A Feature by Mervyn Ennis
In 1990 the sessile oak was declared to be Ireland’s national tree. This choice is testimony to its beauty, to the supreme quality of its timber and to more than two thousand years of veneration as a sacred tree. Maybe in hindsight the government choice of the oak as an emblem of Ireland was prophetic. It is again opportune for the Irish people to draw resilience from this national emblem that signifies strength and endurance.
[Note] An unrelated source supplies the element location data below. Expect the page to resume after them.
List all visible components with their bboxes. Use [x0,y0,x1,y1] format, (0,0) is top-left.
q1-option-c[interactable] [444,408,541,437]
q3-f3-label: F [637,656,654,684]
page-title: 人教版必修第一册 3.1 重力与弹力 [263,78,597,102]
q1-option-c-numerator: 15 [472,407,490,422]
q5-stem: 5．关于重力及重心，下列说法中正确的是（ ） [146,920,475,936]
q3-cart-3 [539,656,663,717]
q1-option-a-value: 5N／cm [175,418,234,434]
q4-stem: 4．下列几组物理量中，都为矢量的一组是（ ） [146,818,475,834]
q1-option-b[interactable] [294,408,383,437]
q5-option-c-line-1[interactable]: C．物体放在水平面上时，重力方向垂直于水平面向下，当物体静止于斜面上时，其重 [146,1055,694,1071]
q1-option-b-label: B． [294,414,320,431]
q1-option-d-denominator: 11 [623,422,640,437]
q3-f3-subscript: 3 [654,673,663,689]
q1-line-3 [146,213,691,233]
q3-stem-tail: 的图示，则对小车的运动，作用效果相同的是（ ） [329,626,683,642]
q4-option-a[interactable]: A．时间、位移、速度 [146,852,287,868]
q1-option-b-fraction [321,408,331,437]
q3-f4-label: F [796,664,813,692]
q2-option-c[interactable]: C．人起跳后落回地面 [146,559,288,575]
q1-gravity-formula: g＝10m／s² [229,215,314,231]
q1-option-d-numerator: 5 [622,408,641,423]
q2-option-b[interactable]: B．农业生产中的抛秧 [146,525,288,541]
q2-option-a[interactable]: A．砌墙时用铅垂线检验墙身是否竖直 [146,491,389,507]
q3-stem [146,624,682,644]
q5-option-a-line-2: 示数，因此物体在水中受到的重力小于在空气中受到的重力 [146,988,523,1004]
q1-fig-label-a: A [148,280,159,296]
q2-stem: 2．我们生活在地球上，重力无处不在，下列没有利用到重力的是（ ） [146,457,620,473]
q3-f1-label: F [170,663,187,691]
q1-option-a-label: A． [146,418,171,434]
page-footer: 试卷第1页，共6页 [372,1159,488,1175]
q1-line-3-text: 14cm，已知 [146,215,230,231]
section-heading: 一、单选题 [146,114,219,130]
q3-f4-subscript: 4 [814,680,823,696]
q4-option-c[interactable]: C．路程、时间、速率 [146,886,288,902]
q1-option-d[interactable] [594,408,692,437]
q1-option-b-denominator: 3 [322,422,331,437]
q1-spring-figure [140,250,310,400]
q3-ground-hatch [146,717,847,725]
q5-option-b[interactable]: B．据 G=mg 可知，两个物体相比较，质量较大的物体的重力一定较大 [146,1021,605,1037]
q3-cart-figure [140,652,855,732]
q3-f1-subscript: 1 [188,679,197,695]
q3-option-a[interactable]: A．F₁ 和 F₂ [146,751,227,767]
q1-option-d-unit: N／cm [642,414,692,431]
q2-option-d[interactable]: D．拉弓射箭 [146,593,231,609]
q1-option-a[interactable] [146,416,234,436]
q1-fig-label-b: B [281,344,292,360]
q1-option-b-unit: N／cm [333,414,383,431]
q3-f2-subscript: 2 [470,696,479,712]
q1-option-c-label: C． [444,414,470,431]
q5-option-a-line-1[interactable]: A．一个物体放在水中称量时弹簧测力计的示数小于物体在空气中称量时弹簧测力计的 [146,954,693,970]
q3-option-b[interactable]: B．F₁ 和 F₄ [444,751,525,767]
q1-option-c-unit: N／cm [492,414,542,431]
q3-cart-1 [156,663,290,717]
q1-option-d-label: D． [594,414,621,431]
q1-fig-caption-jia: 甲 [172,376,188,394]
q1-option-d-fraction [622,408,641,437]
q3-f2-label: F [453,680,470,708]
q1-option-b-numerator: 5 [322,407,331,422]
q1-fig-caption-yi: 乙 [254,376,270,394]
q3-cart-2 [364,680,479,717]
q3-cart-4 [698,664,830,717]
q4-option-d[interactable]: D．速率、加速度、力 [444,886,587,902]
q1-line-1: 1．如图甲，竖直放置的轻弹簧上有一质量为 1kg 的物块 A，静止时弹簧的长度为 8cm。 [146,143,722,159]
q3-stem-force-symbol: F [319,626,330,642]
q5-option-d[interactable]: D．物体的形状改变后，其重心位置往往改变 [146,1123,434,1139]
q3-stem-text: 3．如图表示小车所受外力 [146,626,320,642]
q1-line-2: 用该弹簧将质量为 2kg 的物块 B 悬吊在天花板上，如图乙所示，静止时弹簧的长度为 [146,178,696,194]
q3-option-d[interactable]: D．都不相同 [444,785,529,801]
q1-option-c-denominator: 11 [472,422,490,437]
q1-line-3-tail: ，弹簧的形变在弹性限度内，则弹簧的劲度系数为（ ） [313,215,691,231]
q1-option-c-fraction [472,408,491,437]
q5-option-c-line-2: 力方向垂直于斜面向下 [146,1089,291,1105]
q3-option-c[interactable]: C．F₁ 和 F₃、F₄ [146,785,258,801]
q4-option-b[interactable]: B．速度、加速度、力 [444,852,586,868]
The oak tree is native to Ireland and special to the Irish people for its strength, hardiness and unique features. It was not named ’Robur’=‘sturdy, by the botanists for nothing. Until humans devised iron cutting tools the oak resisted all attempts to fell it. The oak tree stands mighty solid with great branches, matched only by still greater roots. When struck by lightning, the force of the strike and the heat bursts the sap and the stem apart leaving the trunk gnarled and withered. Yet it still manages to survive, over the years, decades and centuries. Its growth is slow but sure. It is a marker point, a cornerstone and a refuge in the forest. Oaks have been used to mark the boundaries between one area and the next. In Faerie lore the ‘Oaken Door’ is an entry into the realm of the faerie. The oak is the doorway between worlds, the tree you climb up to go to another world.
Druids held the oak tree sacred, and gathered mistletoe from its boughs for their secret rites. They preached under its mighty form, gaining power and tradition from its strength. The Roman writer Pliny pointed out that the Druids ’perform no sacred rites without oak leaves, so from this custom they are called druids’. Some etymologists argue that the word druid comes from the Greek word ‘drus’, which meant ‘oak’. The word druid literally means ‘people of oak’, or ‘wise in the oak’, or ‘having knowledge of the oak’.
To the Celts the oak represents primeval strength and the ability to overcome and survive, while at the same time an essential protection for the less able and weaker who require security in order to strengthen their characters. In the Celtic Calendar Duir, the strong fertile oak stands for May, commencing the spring fertility festival of Beltaine, or Mayday.When left for over five thousand years beneath the bog the oak becomes Bog-Oak a fine black, self-lubricating wood.
The Vikings were the first invaders to realise the potential of the oak. The Vikings arrived in Ireland in 795 AD and by the 840s AD, began to over-winter and created fortified bases. Best known of these is Dublin (Baile atha cliath – the town of the foreigners), but also towns such as Wicklow, Arklow, Wexford, Waterford and Limerick were founded by the Vikings. Their origins apart from winter quarters and possibly slave markets later blossomed as trading towns with a great production of everyday consumer articles and extensive international trade. This trade was in turn enhanced by the Viking use of Irish oak for by 1042 the Vikings were harvesting the oak forests to produce their distinctive long boats and war ships with a thriving boat building enterprise near Dublin. Indeed, it was in one such craft that in 1066, after the battle of Hastings, that King Alfred’s twin sons Harold and Ulf were brought to Denmark in a long boat named Skuldalev 2 made in Dublin of oak harvested from Glendalough.
It was a true-born warship – built to transport large numbers of warriors at great speed to attacks on foreign shores. In a good wind, the ship will probably out sail most modern sailing ships, and even without the aid of the wind, the 60 oarsmen could make it travel at a comparatively fair speed.